What is an Epinephrine Auto-Injector?
An epinephrine auto-injector is a device that delivers a dose of epinephrine, a hormone that helps to relax the airway muscles and increase blood pressure. This can be lifesaving for people experiencing anaphylaxis, a severe allergic reaction that can cause difficulty breathing, low blood pressure, and other serious symptoms.
When to Use an Epinephrine Auto-Injector
Knowing when to use an epinephrine auto-injector is crucial for people with food allergies, especially those who have previously experienced anaphylaxis. Here are some situations where an epinephrine auto-injector should be used:
1. Symptoms of Anaphylaxis
Anaphylaxis can cause a range of symptoms, including hives, swelling, difficulty breathing, low blood pressure, repetitive vomiting, confusion, and more. If you or someone you know experiences any of these symptoms after exposure to an allergen, it is essential to use an epinephrine auto-injector immediately and seek emergency medical attention. The FARE Emergency Care Plan is a great resource to help identify anaphylaxis.
2. History of Anaphylaxis
People who have experienced anaphylaxis in the past are more likely to experience it again in the future. If you have a history of anaphylaxis, it is important to carry two epinephrine auto-injectors with you at all times and use it immediately if you experience any symptoms of an allergic reaction.
How to Use an Epinephrine Auto-Injector
Using an epinephrine auto-injector can be intimidating, but it is a simple process that can save a life. Here are the general steps to follow when using an epinephrine auto-injector (video demonstrations of each auto-injector below):
- Remove the safety cap from the auto-injector.
- Hold the auto-injector in your dominant hand with the needle end pointing downward.
- Place the needle end against the middle of the outer thigh.
- Push down firmly until the auto-injector clicks.
- Hold the auto-injector in place for 3+ seconds before removing it.
Q: How long does an epinephrine auto-injector last?
A: Most epinephrine auto-injectors expire after 12 months.

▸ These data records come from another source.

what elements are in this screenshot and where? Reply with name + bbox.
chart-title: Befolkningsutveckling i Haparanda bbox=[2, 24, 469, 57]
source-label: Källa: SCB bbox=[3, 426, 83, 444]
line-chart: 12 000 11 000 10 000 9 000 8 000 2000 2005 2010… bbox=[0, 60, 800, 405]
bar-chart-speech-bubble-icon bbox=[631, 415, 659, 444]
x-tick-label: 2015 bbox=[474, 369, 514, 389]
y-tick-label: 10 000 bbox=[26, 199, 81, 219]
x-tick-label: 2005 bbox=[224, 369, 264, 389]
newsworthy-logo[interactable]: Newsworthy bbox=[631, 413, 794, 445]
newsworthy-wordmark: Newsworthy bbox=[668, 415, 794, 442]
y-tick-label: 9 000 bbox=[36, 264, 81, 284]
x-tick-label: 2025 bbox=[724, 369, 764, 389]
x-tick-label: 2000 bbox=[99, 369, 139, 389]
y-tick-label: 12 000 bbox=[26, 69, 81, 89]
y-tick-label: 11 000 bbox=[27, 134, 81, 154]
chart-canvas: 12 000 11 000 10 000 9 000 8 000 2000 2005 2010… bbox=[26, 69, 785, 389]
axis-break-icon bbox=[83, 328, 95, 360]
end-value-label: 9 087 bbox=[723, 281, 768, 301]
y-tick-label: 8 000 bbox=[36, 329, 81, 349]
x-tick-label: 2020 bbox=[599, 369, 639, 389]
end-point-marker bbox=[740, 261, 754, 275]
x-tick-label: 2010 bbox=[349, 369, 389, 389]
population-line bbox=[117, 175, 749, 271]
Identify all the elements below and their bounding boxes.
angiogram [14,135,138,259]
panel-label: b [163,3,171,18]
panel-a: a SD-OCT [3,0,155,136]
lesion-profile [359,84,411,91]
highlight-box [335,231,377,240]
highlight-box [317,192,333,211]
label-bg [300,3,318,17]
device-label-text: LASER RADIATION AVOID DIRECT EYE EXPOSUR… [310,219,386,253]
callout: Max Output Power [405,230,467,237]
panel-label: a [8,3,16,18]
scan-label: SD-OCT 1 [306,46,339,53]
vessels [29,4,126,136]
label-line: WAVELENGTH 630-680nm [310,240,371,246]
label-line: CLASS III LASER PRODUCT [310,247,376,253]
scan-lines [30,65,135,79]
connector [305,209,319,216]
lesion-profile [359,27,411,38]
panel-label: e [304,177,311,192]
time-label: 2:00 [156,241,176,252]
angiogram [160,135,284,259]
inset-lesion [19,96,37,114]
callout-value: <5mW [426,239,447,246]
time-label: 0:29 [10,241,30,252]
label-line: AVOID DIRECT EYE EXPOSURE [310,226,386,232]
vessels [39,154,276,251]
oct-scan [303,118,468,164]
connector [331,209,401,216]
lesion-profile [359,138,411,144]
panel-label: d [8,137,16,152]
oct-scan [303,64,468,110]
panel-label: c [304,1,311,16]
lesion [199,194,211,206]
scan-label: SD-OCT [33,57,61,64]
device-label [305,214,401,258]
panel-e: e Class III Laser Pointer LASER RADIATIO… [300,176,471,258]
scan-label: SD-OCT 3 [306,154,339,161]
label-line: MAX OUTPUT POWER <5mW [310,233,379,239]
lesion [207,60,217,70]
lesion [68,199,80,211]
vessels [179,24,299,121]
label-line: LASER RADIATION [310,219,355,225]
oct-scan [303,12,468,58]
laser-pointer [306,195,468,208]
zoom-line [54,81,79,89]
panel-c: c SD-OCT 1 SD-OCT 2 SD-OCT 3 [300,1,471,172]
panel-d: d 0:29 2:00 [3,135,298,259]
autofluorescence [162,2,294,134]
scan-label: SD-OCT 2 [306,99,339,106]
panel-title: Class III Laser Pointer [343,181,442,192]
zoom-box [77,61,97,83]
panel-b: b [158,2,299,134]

It is important to check the expiration date regularly and replace the auto-injector before it expires.
Q: Is it dangerous to use epinephrine auto-injector if I didn't need it?
A: If you think you may be experiencing symptoms of anaphylaxis, it is better to use the auto-injector and seek medical attention as soon as possible. Epinephrine is a relatively safe drug with few, quickly dissipating side effects.
Knowing when to use an epinephrine auto-injector can be the difference between life and death for people with food allergies and anaphylaxis. If you or someone you know has a history of anaphylaxis, it is essential to carry two epinephrine auto-injectors at all times and know how and when to use them. Remember, if you experience any symptoms of an allergic reaction, use your auto-injector and seek emergency medical attention immediately.